V. Bormuth , J. Barral , J.F. Joanny , F. Juelicher , P. Martin

Bibtex , URL
MECHANICS OF HEARING: PROTEIN TO PERCEPTION, 1703, 030003 (2015)
DOI: 10.1063/1.4939318
ISSN: 0094-243X

Abstract

Hearing starts when sound-evoked mechanical vibrations of the hair-cell bundle activate mechanosensitive ion channels, giving birth to an electrical signal. As for any mechanical system, friction impedes movements of the hair bundle and thus constrains the sensitivity and frequency selectivity of auditory transduction.
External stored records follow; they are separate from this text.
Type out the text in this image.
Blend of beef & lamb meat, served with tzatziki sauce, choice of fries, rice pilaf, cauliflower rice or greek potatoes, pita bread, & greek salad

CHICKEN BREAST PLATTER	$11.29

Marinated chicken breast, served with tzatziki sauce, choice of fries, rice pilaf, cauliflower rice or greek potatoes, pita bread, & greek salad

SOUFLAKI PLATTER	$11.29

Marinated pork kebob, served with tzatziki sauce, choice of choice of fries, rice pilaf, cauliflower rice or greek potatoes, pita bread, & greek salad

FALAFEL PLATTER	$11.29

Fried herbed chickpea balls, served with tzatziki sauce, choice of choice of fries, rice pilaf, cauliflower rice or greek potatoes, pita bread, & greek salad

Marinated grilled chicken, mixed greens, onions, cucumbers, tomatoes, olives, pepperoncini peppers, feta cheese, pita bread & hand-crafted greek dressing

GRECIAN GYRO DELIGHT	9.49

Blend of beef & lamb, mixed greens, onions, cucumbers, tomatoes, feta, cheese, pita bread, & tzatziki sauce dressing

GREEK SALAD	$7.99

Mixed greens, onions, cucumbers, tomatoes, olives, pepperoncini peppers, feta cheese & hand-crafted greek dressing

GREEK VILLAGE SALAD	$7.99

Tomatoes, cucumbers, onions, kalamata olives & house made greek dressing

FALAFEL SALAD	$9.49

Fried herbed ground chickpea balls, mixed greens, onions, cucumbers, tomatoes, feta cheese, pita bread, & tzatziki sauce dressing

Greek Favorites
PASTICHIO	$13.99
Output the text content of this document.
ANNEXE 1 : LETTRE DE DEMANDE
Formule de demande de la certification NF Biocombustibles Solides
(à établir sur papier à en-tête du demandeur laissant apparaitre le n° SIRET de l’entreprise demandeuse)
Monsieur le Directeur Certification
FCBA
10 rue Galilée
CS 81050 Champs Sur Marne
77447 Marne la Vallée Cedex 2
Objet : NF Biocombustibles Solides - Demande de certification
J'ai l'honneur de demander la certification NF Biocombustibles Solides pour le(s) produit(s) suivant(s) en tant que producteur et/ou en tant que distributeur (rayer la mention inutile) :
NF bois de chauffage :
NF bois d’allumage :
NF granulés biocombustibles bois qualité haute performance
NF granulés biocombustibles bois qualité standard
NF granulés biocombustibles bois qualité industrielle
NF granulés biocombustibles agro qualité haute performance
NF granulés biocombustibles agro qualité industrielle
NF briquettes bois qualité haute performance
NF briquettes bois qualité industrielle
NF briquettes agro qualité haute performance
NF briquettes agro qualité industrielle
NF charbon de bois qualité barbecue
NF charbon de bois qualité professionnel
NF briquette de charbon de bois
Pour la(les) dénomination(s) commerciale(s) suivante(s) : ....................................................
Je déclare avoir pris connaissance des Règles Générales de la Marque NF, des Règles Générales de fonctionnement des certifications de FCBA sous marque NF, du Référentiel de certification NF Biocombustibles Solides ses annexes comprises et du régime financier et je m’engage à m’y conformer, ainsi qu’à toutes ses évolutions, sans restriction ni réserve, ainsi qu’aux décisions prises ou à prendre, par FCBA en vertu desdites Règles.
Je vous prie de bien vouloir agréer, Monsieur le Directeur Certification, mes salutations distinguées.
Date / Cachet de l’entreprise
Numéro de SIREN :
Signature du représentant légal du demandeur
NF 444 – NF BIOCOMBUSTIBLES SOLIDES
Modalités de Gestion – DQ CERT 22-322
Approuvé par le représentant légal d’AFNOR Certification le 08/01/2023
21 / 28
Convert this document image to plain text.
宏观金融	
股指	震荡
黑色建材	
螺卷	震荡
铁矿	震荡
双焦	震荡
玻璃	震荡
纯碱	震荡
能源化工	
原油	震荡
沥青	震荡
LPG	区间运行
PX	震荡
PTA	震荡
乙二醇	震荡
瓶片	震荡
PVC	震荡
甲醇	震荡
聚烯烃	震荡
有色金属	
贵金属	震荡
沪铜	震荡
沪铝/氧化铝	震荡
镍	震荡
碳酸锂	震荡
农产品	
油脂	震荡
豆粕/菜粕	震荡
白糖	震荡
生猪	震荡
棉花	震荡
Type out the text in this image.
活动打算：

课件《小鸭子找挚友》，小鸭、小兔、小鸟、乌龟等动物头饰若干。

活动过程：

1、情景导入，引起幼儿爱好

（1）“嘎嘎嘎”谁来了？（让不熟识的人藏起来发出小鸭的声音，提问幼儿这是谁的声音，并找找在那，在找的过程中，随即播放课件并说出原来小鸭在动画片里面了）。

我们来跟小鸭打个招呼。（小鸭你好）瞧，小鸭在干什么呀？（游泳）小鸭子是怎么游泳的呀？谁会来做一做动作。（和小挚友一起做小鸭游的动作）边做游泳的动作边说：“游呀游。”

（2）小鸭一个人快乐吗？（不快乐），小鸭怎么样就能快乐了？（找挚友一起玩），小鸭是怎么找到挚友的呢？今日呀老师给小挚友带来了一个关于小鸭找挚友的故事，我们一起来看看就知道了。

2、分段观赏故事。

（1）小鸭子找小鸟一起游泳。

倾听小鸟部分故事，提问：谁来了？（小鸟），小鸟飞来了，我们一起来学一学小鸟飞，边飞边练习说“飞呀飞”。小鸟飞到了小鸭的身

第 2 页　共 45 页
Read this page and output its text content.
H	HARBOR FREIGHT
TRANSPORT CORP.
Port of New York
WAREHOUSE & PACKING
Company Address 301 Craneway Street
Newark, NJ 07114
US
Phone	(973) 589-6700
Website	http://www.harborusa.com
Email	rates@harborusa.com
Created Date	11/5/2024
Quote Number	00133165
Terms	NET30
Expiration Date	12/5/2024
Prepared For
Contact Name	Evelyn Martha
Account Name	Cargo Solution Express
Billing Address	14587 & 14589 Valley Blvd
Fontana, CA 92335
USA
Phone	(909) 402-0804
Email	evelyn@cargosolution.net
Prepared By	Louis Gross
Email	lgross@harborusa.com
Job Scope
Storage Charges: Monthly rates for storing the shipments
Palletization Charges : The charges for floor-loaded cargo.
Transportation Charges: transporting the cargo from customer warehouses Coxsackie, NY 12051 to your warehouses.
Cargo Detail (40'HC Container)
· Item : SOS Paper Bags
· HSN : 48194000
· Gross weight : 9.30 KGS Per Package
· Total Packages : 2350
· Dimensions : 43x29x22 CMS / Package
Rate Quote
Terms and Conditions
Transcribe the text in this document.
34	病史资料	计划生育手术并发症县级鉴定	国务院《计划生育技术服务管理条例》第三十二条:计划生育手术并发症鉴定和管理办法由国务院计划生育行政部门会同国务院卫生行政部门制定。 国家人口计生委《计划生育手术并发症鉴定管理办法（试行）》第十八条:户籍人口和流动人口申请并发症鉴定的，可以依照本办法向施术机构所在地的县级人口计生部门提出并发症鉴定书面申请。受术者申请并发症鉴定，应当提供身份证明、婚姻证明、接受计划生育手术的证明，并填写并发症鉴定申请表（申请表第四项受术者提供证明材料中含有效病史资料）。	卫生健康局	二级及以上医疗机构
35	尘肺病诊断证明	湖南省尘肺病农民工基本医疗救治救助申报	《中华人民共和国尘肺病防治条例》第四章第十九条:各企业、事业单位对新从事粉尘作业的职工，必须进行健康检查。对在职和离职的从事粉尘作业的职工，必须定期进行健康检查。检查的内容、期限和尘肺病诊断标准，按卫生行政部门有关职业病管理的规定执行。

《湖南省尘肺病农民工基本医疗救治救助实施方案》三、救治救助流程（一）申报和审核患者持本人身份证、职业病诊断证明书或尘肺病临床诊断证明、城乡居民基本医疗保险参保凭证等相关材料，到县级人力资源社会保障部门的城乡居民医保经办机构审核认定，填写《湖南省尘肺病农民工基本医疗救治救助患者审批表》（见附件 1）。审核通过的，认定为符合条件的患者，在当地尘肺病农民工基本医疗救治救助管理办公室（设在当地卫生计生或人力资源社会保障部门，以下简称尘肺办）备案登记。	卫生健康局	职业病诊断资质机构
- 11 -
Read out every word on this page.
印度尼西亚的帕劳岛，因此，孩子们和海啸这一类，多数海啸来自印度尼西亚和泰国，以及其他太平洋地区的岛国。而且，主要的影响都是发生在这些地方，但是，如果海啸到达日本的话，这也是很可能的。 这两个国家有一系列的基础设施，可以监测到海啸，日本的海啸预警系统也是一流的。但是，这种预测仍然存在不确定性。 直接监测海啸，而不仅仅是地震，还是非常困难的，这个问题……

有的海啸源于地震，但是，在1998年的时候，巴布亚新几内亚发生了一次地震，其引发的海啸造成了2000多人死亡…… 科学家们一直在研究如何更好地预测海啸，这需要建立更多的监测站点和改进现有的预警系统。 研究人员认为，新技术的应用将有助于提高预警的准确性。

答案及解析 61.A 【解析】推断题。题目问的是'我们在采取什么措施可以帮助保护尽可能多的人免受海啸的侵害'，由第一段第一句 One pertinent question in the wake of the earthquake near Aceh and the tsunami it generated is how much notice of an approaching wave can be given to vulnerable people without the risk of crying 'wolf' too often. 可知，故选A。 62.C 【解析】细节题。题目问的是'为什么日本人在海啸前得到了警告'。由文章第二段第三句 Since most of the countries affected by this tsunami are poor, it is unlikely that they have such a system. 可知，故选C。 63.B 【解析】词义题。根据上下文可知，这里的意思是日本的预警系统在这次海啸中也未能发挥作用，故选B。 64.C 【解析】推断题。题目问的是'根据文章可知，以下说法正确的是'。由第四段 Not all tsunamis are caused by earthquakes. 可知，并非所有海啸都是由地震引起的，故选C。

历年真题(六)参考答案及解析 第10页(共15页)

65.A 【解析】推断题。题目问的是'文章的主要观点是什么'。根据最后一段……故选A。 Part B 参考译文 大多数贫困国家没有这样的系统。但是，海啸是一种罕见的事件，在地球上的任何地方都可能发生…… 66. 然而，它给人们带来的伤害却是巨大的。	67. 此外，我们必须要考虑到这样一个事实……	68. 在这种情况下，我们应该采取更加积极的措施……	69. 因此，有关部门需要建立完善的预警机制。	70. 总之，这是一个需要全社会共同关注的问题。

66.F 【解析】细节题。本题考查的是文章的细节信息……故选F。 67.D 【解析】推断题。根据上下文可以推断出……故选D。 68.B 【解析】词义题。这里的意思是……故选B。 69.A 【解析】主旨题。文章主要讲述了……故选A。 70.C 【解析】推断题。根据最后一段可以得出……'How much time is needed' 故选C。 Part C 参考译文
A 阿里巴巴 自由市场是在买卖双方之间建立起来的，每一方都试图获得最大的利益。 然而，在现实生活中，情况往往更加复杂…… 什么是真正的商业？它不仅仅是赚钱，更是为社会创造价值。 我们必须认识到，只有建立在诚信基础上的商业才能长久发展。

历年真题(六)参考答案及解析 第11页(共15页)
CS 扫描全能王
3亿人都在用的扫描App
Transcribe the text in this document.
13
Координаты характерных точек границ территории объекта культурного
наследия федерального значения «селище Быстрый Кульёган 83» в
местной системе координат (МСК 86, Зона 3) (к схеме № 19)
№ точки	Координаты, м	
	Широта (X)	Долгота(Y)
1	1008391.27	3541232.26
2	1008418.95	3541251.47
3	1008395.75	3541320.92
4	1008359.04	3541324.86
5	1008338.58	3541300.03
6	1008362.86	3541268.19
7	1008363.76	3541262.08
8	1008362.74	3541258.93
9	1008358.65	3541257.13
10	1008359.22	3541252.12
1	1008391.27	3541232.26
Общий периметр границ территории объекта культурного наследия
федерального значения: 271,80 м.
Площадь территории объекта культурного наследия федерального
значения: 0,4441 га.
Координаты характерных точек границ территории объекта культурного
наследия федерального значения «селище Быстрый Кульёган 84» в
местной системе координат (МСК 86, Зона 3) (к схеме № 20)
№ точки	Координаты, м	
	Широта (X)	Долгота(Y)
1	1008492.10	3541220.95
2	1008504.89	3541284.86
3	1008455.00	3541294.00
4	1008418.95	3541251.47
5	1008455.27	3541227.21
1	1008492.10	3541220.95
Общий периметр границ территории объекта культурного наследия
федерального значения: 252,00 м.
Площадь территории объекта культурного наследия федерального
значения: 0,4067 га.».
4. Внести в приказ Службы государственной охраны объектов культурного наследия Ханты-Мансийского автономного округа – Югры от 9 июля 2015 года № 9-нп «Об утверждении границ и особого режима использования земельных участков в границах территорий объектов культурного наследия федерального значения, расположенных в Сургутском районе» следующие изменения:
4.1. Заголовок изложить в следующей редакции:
We have shown recently that the opening and closing of the transduction channels produce internal frictional forces that can dominate viscous drag on the micrometer-sized hair bundle and thus provide a major source of damping {[}2]. We develop here a physical theory of passive hair-bundle mechanics that explains the origin of channel friction. We show that channel friction can be understood quantitatively by coupling the dynamics of the conformational change associated with channel gating to tip-link tension. As a result, varying channel properties affects friction, with faster channels producing smaller friction. The analysis emphasizes the dual role of transduction channels' gating forces, which affect both hair-bundle stiffness and drag. Friction originating from gating of ion channels is a general concept that is relevant to all mechanosensitive channels.